Jan. 10, 2003

Contact: Todd Cohen, University Relations, (785) 864-8858; or Ranjit Arab, University Relations, (785) 864-8855.

KU professor's research finds diminished likelihood of supernova doom

LAWRENCE -- We all can rest a little easier now knowing that the odds of cosmic debris from a supernova destroying life on Earth have diminished, thanks in part to the research of a University of Kansas scientist.

Claude Laird, adjunct professor of physics and astronomy at KU and project coordinator for the Research Initiative for Scientific Enhancement program at Haskell Indian Nations University in Lawrence, helped NASA scientists determine that a massive star explosion -- or supernova -- would have to be much closer than previously thought for it to have a devastating effect on the earth's atmosphere.

Previously, scientists believed that a supernova as far away from Earth as 55 light years could release gamma and cosmic rays that would significantly damage our ozone layer and allow cancer-causing ultraviolet radiation to saturate the planet's surface. Laird and the NASA scientists, however, recently determined that the explosion would have to be about 26 light years of earth.

In addition, the scientists determined that supernovae that close to Earth are much less likely to occur than previously thought, Laird said. In fact, they only happen at a rate of approximately one every 670 million years.

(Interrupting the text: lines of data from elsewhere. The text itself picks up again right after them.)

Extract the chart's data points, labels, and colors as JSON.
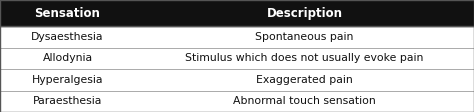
{
  "headers": [
    "Sensation",
    "Description"
  ],
  "rows": [
    [
      "Dysaesthesia",
      "Spontaneous pain"
    ],
    [
      "Allodynia",
      "Stimulus which does not usually evoke pain"
    ],
    [
      "Hyperalgesia",
      "Exaggerated pain"
    ],
    [
      "Paraesthesia",
      "Abnormal touch sensation"
    ]
  ],
  "header_bg": "#111111",
  "header_fg": "#ffffff",
  "row_bg": "#ffffff",
  "body_bg": "#f5f5f5",
  "border_color": "#555555",
  "sep_color": "#aaaaaa",
  "col_split": 0.285,
  "fig_width": 4.74,
  "fig_height": 1.12,
  "header_fontsize": 8.5,
  "row_fontsize": 7.8,
  "dpi": 100
}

"From beyond that point, the impact falls off quickly," he said. "All of this together gives us greater confidence that we're not in as much danger as some earlier studies had indicated."

Laird and his colleagues presented their findings at the American Astronomical Society meeting in Seattle this week. Their paper will be published in the March 10 edition of the Astrophysical Journal. Neil Gehrels of the NASA Goddard Space Flight Center in Greenbelt, Md., is the study's principal investigator.

The scientists were able to reach their conclusion by using the latest advancements in technology and theoretical modeling, including the NASA Goddard Two-Dimensional Photochemical Transport model of the Earth's atmosphere that is now used to monitor ozone depletion caused by chlorofluorocarbons.

For his part, Laird used gamma ray data from an actual supernova that occurred in 1987 to simulate the effects it would have on Earth's atmosphere. That supernova, called SN1987a, occurred outside of the Milky Way galaxy and was too far away to harm Earth. Still, it gave Laird the information he needed to simulate how a supernova would affect Earth, in effect by moving it closer.

It was the first time scientists used data from an actual supernova in this type of study.

"I used the gamma ray and cosmic ray data from SN1987a as the model inputs to estimate the atmospheric ionization and the resulting ozone layer depletion that would occur -- and I did that work right here in the Space Physics Lab at KU," Laird said.

Laird credits his mentor, Tom Armstrong, professor of physics and astronomy at KU, with helping bring the important NASA research to campus. Armstrong, who will retire at the end of the spring semester, has been involved in several NASA projects, including developing a measuring device for the Cassini spacecraft, which is orbiting Saturn.

"Tom Armstrong has done a lot of cutting-edge research here at KU," he said. "And that has led to further opportunities for other scientists here."

Lately, Hollywood movies and scientists alike have been intrigued with doomsday scenarios involving asteroids colliding with Earth. Although there is some cause for concern in that area, Laird said, a supernova in range to harm our planet would be a potentially worse situation.

"It's something you don't talk about a lot because there is nothing you can do about a supernova," he said. "Theoretically, we might be able to do something about an asteroid or a comet if we have enough advanced warning and that's why an effort has been made recently to catalog such objects. But there's nothing we can do if a supernova goes off -- we're just along for the ride."

Still, he said, he takes pride -- and comfort -- in the fact that his research demonstrates that this potentially destructive scenario is even less likely to happen.

"It's one less thing to worry about," he said. "It's kind of nice to have some good news for a change."